Küresel iklim değişikliği, yağış rejimlerinin bozulması ve su yönetimindeki zafiyetler, Türkiye’yi önümüzdeki yıllarda kuraklık tehdidiyle karşı karşıya bırakıyor. Güney Kore’de yürütülen yeni bir araştırma, özellikle İstanbul, Adana, Mersin ve Diyarbakır’da “Sıfır Günü Kuraklığı” yaşanabileceğini ortaya koydu. Uzmanlar, bu illerde önlem alınmazsa musluklardan su akmayacak hale gelinebileceğini söylüyor.
SIFIR GÜNÜ KURAKLIĞI NEDİR?
Mersin Üniversitesi Mühendislik Fakültesi’nden Prof. Dr. Nadir Dizge, bu kavramın içme suyunun tamamen tükenmesini ifade ettiğini belirtti. Dizge, 'Sıfır Günü Kuraklığı'nı için bir şehirde musluklardan artık su akmadığı, tüm içme suyu kaynaklarının tükendiği nokta olarak tanımladı.
2030 KRİTİK EŞİK: ADANA VE MERSİN LİSTENİN BAŞINDA
Modelleme çalışmalarına göre Adana ve Mersin, 2030 yılına kadar en yüksek risk grubunda yer alıyor. Bu illerde beş yıl içinde ciddi su sıkıntısı yaşanabileceğini söyleyen Dizge, “Kapımızı çalacak olan bu tehlikeye karşı derhal harekete geçmeliyiz” uyarısında bulundu. İstanbul ve Diyarbakır içinse kritik tarih 2050 olarak gösteriliyor.

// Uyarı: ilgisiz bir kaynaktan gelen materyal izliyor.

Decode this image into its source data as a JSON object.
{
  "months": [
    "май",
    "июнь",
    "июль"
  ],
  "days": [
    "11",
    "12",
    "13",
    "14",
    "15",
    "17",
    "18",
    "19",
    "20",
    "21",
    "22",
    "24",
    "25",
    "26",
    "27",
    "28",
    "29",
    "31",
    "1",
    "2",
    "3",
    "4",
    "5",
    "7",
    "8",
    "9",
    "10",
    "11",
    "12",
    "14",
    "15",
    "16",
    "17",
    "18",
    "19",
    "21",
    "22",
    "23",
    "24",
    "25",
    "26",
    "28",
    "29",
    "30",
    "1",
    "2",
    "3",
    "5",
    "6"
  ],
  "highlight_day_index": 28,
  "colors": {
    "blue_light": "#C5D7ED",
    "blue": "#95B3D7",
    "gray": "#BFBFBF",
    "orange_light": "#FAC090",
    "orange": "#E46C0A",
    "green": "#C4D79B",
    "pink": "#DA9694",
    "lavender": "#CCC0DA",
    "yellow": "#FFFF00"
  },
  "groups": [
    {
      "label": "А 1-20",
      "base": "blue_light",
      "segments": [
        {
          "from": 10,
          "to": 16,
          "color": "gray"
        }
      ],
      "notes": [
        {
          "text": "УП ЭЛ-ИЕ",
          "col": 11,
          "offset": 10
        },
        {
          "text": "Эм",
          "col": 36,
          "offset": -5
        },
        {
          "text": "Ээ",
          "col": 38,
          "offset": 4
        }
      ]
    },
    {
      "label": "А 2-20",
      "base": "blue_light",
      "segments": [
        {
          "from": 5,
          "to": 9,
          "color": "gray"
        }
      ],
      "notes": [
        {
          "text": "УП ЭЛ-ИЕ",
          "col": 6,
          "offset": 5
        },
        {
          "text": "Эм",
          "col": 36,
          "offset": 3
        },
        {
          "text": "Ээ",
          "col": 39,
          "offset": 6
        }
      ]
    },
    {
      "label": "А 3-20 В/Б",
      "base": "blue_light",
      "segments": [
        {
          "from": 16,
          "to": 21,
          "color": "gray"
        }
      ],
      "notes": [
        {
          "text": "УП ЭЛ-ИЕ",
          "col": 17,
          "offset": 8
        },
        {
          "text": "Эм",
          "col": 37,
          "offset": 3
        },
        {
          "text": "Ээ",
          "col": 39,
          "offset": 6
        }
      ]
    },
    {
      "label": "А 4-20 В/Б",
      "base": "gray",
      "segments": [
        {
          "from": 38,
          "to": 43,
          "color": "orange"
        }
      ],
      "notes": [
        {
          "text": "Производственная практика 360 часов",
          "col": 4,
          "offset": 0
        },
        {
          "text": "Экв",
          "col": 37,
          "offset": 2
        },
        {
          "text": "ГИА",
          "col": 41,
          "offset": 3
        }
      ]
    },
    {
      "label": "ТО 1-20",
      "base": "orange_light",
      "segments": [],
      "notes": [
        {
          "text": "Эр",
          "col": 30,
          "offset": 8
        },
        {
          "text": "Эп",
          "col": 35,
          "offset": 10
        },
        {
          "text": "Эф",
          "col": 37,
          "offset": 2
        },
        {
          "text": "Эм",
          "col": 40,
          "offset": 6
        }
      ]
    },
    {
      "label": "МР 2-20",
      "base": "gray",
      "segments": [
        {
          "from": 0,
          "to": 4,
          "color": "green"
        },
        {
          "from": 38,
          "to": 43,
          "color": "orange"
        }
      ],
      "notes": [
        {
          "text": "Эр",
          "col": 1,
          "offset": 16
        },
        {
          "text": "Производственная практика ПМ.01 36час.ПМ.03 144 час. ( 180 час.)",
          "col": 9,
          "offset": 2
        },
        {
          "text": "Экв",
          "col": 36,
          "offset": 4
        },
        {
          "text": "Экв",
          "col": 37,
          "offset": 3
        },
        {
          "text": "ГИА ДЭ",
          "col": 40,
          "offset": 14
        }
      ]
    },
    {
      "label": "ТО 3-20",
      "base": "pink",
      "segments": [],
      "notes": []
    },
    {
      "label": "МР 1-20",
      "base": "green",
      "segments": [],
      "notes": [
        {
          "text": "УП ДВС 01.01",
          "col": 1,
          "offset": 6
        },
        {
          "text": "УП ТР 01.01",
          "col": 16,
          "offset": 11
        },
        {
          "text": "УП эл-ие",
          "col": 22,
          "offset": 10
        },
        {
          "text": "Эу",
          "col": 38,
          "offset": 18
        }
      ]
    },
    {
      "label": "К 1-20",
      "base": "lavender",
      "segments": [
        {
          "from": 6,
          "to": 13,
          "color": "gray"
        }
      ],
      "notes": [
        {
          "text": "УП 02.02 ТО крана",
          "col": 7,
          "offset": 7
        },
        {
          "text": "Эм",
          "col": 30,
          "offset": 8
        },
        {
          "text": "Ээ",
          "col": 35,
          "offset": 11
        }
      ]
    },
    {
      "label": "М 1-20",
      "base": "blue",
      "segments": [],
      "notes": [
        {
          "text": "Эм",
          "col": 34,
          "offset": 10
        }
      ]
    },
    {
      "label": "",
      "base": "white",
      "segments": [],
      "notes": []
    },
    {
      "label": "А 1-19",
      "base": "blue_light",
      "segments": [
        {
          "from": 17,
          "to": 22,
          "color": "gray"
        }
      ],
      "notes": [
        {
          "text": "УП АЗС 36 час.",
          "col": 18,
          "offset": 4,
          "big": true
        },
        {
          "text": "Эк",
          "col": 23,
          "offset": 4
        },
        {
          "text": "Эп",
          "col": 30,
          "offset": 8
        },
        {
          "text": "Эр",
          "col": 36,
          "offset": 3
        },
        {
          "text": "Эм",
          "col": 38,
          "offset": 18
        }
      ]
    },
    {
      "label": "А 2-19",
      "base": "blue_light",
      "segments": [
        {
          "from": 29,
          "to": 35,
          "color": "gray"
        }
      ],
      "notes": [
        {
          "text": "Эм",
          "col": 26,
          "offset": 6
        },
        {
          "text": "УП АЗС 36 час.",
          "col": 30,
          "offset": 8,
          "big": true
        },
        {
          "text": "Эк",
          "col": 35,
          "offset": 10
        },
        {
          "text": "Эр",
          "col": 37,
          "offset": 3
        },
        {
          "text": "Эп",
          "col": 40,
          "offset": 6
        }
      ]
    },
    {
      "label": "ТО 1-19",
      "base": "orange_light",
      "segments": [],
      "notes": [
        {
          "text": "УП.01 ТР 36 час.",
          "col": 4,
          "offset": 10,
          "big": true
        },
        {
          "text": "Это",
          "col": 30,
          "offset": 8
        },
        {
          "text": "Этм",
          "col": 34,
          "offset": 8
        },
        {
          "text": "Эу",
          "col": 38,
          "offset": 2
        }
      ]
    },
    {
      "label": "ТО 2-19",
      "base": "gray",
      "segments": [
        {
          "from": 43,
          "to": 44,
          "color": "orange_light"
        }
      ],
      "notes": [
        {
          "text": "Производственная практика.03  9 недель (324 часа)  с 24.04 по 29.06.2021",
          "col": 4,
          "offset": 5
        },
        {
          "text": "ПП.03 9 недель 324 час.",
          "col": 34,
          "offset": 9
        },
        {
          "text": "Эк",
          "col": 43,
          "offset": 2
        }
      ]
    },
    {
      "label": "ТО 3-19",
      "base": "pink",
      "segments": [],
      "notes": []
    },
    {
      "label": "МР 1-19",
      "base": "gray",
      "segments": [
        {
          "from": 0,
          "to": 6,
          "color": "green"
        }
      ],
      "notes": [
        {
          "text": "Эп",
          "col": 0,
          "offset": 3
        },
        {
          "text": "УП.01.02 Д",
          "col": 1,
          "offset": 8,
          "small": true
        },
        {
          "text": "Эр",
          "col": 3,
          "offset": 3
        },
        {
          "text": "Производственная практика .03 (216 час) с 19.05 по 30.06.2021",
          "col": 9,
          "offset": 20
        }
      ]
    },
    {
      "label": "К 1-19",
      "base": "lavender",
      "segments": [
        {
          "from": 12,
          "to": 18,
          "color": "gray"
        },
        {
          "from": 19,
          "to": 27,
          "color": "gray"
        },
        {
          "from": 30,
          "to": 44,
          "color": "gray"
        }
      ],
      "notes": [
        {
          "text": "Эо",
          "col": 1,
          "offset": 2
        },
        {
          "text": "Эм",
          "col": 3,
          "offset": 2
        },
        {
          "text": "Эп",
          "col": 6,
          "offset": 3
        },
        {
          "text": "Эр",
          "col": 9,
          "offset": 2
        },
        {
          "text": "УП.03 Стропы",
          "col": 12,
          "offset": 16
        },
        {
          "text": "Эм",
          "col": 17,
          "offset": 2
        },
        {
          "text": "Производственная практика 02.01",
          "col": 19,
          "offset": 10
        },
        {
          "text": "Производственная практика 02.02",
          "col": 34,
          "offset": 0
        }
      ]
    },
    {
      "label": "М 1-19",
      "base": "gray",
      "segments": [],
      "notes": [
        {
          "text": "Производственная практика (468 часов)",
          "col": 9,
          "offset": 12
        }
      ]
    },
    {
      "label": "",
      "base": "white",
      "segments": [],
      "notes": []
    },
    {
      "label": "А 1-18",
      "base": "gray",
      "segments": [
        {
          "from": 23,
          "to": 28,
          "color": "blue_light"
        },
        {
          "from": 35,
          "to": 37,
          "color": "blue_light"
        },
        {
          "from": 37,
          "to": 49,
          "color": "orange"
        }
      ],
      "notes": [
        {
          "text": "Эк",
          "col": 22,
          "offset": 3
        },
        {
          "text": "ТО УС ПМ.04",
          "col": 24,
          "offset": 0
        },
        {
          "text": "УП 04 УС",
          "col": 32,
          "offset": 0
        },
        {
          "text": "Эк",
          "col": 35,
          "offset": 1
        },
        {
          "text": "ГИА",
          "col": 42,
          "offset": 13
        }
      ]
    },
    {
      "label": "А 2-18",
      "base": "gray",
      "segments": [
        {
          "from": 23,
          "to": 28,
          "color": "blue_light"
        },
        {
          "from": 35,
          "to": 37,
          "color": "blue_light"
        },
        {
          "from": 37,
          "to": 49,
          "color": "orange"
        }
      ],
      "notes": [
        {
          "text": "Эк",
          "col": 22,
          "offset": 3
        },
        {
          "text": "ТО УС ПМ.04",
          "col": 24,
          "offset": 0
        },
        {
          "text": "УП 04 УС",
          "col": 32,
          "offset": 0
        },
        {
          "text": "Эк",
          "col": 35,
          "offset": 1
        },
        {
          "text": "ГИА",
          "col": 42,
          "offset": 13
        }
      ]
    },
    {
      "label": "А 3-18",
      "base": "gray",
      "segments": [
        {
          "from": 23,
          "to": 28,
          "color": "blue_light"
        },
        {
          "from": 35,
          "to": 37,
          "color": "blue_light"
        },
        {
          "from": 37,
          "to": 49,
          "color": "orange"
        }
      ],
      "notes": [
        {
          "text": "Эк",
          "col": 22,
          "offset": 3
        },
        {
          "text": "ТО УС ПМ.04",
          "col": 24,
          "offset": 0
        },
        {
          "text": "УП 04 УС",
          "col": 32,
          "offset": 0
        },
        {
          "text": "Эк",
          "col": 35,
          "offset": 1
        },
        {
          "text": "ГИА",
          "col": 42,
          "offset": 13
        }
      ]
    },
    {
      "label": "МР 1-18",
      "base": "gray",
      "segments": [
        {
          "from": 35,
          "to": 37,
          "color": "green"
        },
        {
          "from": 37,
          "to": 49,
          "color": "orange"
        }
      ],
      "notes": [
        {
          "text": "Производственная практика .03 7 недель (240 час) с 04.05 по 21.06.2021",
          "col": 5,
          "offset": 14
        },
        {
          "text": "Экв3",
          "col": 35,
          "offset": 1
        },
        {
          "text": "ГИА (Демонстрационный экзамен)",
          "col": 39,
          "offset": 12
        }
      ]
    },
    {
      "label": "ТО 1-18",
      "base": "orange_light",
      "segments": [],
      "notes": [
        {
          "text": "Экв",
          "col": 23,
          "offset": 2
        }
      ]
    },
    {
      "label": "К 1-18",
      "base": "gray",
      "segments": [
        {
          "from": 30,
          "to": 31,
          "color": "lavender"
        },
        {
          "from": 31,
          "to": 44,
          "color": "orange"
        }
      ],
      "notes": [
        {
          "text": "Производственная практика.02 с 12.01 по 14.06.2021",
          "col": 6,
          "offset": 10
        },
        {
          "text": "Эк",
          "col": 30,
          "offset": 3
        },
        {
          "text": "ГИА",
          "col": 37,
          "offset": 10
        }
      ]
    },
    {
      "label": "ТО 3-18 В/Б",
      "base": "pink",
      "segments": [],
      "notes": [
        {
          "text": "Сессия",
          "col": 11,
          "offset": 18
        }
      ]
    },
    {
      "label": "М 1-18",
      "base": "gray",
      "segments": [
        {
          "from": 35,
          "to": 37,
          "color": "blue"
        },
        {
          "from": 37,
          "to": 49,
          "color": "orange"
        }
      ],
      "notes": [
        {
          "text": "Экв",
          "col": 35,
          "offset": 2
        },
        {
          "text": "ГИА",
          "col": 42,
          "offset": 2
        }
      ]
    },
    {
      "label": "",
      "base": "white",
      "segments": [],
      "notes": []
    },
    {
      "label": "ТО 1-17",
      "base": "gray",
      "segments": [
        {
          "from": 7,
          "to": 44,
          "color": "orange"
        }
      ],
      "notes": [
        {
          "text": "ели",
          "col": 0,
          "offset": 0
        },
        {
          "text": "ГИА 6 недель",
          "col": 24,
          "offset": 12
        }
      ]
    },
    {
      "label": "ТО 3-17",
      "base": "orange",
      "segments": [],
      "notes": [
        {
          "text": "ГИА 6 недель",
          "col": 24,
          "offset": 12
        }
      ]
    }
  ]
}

TEKNOLOJİ VAR, KOORDİNASYON YOK
Dizge, kuraklık tehdidine karşı bilimsel ve teknolojik altyapının hazır olduğunu, ancak çözüm için üniversiteler, sanayi ve yerel yönetimlerin ortak hareket etmesi gerektiğini vurguladı. “Elimizde gerekli sistemler ve yöntemler mevcut. Ancak bunların entegre edilerek kullanılabilmesi şart” dedi.
SUYUN DEĞERİ EĞİTİMLE ANLATILMALI
Su bilincinin erken yaşta kazandırılması gerektiğini belirten Prof. Dr. Dizge, ilkokul düzeyinden itibaren eğitimin önemine dikkat çekti. Özellikle sanayi bölgelerinde arıtılmış suyun yeniden kullanımının ve döngüsel su yönetiminin önümüzdeki yıllarda hayati rol oynayacağı ifade edildi.
VATANDAŞLAR KAYGILI AMA YETERSİZ BİLGİLENDİRME VAR
Mersinli vatandaşlar, şehrin su kaynakları konusunda “şanslı” olduğunu düşünse de kırsal bölgelerde sorun yaşanabileceğini söylüyor. Araştırmadan haberdar olduklarını belirten bazı vatandaşlar ise ne tür önlemler alınması gerektiğini bilmediklerini dile getiriyor. Bu da farkındalık çalışmalarının ne kadar önemli olduğunu bir kez daha ortaya koyuyor.